Alle Maßnahmen werden hinsichtlich verschiedener Zielkriterien wie z.B. Emissionen, Erreichbarkeit, Flächengerechtigkeit, Zeit und Kosten in einer übersichtlichen Matrix bewertet.
Insgesamt denken wir, dass mit den Maßnahmensteckbriefen eine gute Grundlage geschaffen wurde, um konkrete Maßnahmen auszuarbeiten.
Der NUMP ist ein wichtiger Schritt in Richtung einer echten Verkehrswende. Die klare Fokussierung auf Fuß- und Radverkehr sowie die gerechtere Aufteilung des öffentlichen Raums sind entscheidende Maßnahmen, um Lüneburg umweltfreundlicher und lebenswerter zu machen. Besonders die Konzepte zur Verkehrsberuhigung, wie Superblocks, könnten dazu beitragen, dass Lüneburg zu einem Vorreiter für nachhaltige Stadtplanung wird.
Jedoch ist es wichtig zu betonen, dass viele der vorgeschlagenen Maßnahmen weiterhin einen politischen Beschluss erfordern – und hier liegt die Herausforderung. Insbesondere die SPD und CDU in Lüneburg haben in der Vergangenheit immer wieder Vorstöße in Richtung Verkehrswende blockiert oder abgeschwächt. Selbst wenn der NUMP die Ratssitzung am 28.11.2024 übersteht ist daher fraglich, ob die Pläne umgesetzt werden. Diese politische Blockadehaltung steht den drängenden Bedürfnissen nach einer klimagerechten Mobilität und einer gerechteren Flächennutzung entgegen.
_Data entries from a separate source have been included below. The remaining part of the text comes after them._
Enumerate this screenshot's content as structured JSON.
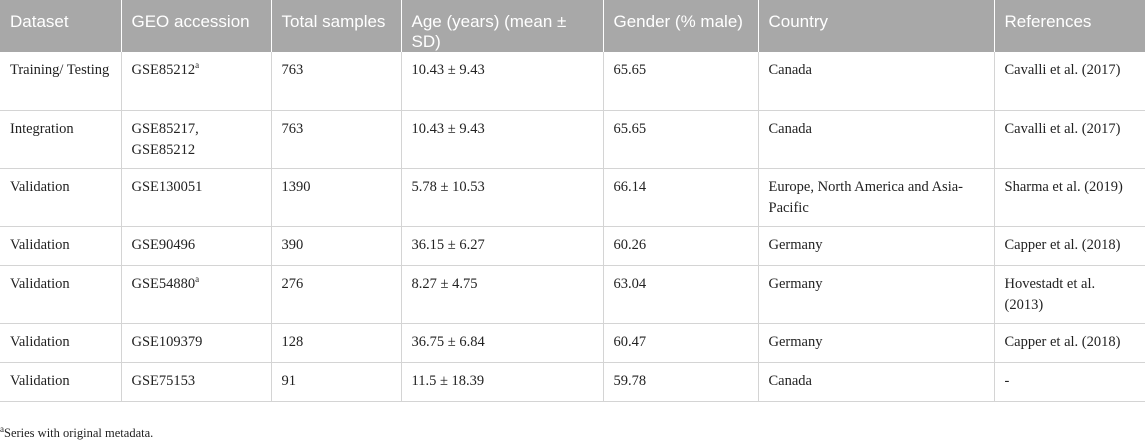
{
  "table": {
    "headers": [
      "Dataset",
      "GEO accession",
      "Total samples",
      "Age (years) (mean ± SD)",
      "Gender (% male)",
      "Country",
      "References"
    ],
    "rows": [
      {
        "dataset": "Training/ Testing",
        "geo": "GSE85212",
        "geo_mark": "a",
        "total": "763",
        "age": "10.43 ± 9.43",
        "gender": "65.65",
        "country": "Canada",
        "ref": "Cavalli et al. (2017)"
      },
      {
        "dataset": "Integration",
        "geo": "GSE85217, GSE85212",
        "geo_mark": "",
        "total": "763",
        "age": "10.43 ± 9.43",
        "gender": "65.65",
        "country": "Canada",
        "ref": "Cavalli et al. (2017)"
      },
      {
        "dataset": "Validation",
        "geo": "GSE130051",
        "geo_mark": "",
        "total": "1390",
        "age": "5.78 ± 10.53",
        "gender": "66.14",
        "country": "Europe, North America and Asia-Pacific",
        "ref": "Sharma et al. (2019)"
      },
      {
        "dataset": "Validation",
        "geo": "GSE90496",
        "geo_mark": "",
        "total": "390",
        "age": "36.15 ± 6.27",
        "gender": "60.26",
        "country": "Germany",
        "ref": "Capper et al. (2018)"
      },
      {
        "dataset": "Validation",
        "geo": "GSE54880",
        "geo_mark": "a",
        "total": "276",
        "age": "8.27 ± 4.75",
        "gender": "63.04",
        "country": "Germany",
        "ref": "Hovestadt et al. (2013)"
      },
      {
        "dataset": "Validation",
        "geo": "GSE109379",
        "geo_mark": "",
        "total": "128",
        "age": "36.75 ± 6.84",
        "gender": "60.47",
        "country": "Germany",
        "ref": "Capper et al. (2018)"
      },
      {
        "dataset": "Validation",
        "geo": "GSE75153",
        "geo_mark": "",
        "total": "91",
        "age": "11.5 ± 18.39",
        "gender": "59.78",
        "country": "Canada",
        "ref": "-"
      }
    ]
  },
  "footnote": {
    "mark": "a",
    "text": "Series with original metadata."
  }
}
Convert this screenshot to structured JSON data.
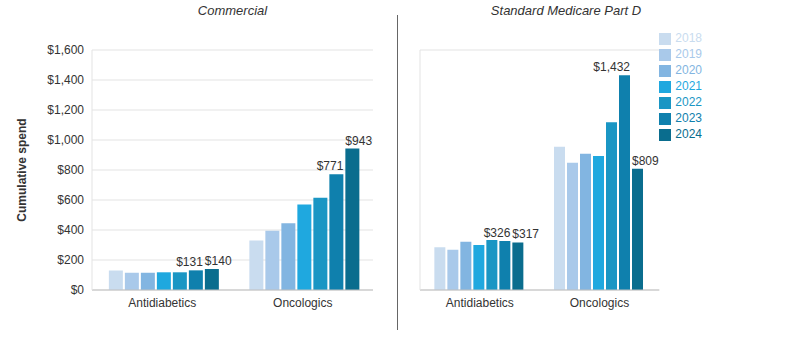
{
  "chart_data": [
    {
      "type": "bar",
      "title": "Commercial",
      "y_label": "Cumulative spend",
      "categories": [
        "Antidiabetics",
        "Oncologics"
      ],
      "series": [
        {
          "name": "2018",
          "color": "#c9dcef",
          "values": [
            130,
            330
          ],
          "value_labels": [
            null,
            null
          ]
        },
        {
          "name": "2019",
          "color": "#a9c9ea",
          "values": [
            115,
            395
          ],
          "value_labels": [
            null,
            null
          ]
        },
        {
          "name": "2020",
          "color": "#82b5e1",
          "values": [
            115,
            445
          ],
          "value_labels": [
            null,
            null
          ]
        },
        {
          "name": "2021",
          "color": "#1fa8df",
          "values": [
            118,
            570
          ],
          "value_labels": [
            null,
            null
          ]
        },
        {
          "name": "2022",
          "color": "#1a96c4",
          "values": [
            118,
            615
          ],
          "value_labels": [
            null,
            null
          ]
        },
        {
          "name": "2023",
          "color": "#0f80ad",
          "values": [
            131,
            771
          ],
          "value_labels": [
            "$131",
            "$771"
          ]
        },
        {
          "name": "2024",
          "color": "#0a6d8e",
          "values": [
            140,
            943
          ],
          "value_labels": [
            "$140",
            "$943"
          ]
        }
      ],
      "ylim": [
        0,
        1600
      ],
      "yticks": [
        {
          "value": 0,
          "label": "$0"
        },
        {
          "value": 200,
          "label": "$200"
        },
        {
          "value": 400,
          "label": "$400"
        },
        {
          "value": 600,
          "label": "$600"
        },
        {
          "value": 800,
          "label": "$800"
        },
        {
          "value": 1000,
          "label": "$1,000"
        },
        {
          "value": 1200,
          "label": "$1,200"
        },
        {
          "value": 1400,
          "label": "$1,400"
        },
        {
          "value": 1600,
          "label": "$1,600"
        }
      ],
      "grid": true
    },
    {
      "type": "bar",
      "title": "Standard Medicare Part D",
      "categories": [
        "Antidiabetics",
        "Oncologics"
      ],
      "series": [
        {
          "name": "2018",
          "color": "#c9dcef",
          "values": [
            285,
            955
          ],
          "value_labels": [
            null,
            null
          ]
        },
        {
          "name": "2019",
          "color": "#a9c9ea",
          "values": [
            268,
            848
          ],
          "value_labels": [
            null,
            null
          ]
        },
        {
          "name": "2020",
          "color": "#82b5e1",
          "values": [
            322,
            908
          ],
          "value_labels": [
            null,
            null
          ]
        },
        {
          "name": "2021",
          "color": "#1fa8df",
          "values": [
            300,
            893
          ],
          "value_labels": [
            null,
            null
          ]
        },
        {
          "name": "2022",
          "color": "#1a96c4",
          "values": [
            333,
            1118
          ],
          "value_labels": [
            null,
            null
          ]
        },
        {
          "name": "2023",
          "color": "#0f80ad",
          "values": [
            326,
            1432
          ],
          "value_labels": [
            "$326",
            "$1,432"
          ]
        },
        {
          "name": "2024",
          "color": "#0a6d8e",
          "values": [
            317,
            809
          ],
          "value_labels": [
            "$317",
            "$809"
          ]
        }
      ],
      "ylim": [
        0,
        1600
      ],
      "yticks": [
        0,
        200,
        400,
        600,
        800,
        1000,
        1200,
        1400,
        1600
      ],
      "tick_labels": "x",
      "legend": "right",
      "grid": true
    }
  ]
}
Die Förderung der Elektromobilität ist zwar ein wichtiger Zwischenschritt, doch es sollte nicht das Endziel sein, den bestehenden Autoverkehr lediglich zu elektrifizieren. Eine echte Verkehrswende bedeutet, den Autoverkehr insgesamt zu reduzieren und nachhaltige Alternativen wie den ÖPNV und Radverkehr massiv zu stärken.
Insgesamt bietet der NUMP eine solide Grundlage für eine klimafreundliche Zukunft, doch die Umsetzung hängt nun vom politischen Willen ab.
Wir hätten uns deutlich engagiertere NUMP-Maßnahmen gewünscht. Aber demokratische Entscheidungen sind nun mal oft nur Kompromisse. Dies sollten auch die drei Parteien ehrlich anerkennen.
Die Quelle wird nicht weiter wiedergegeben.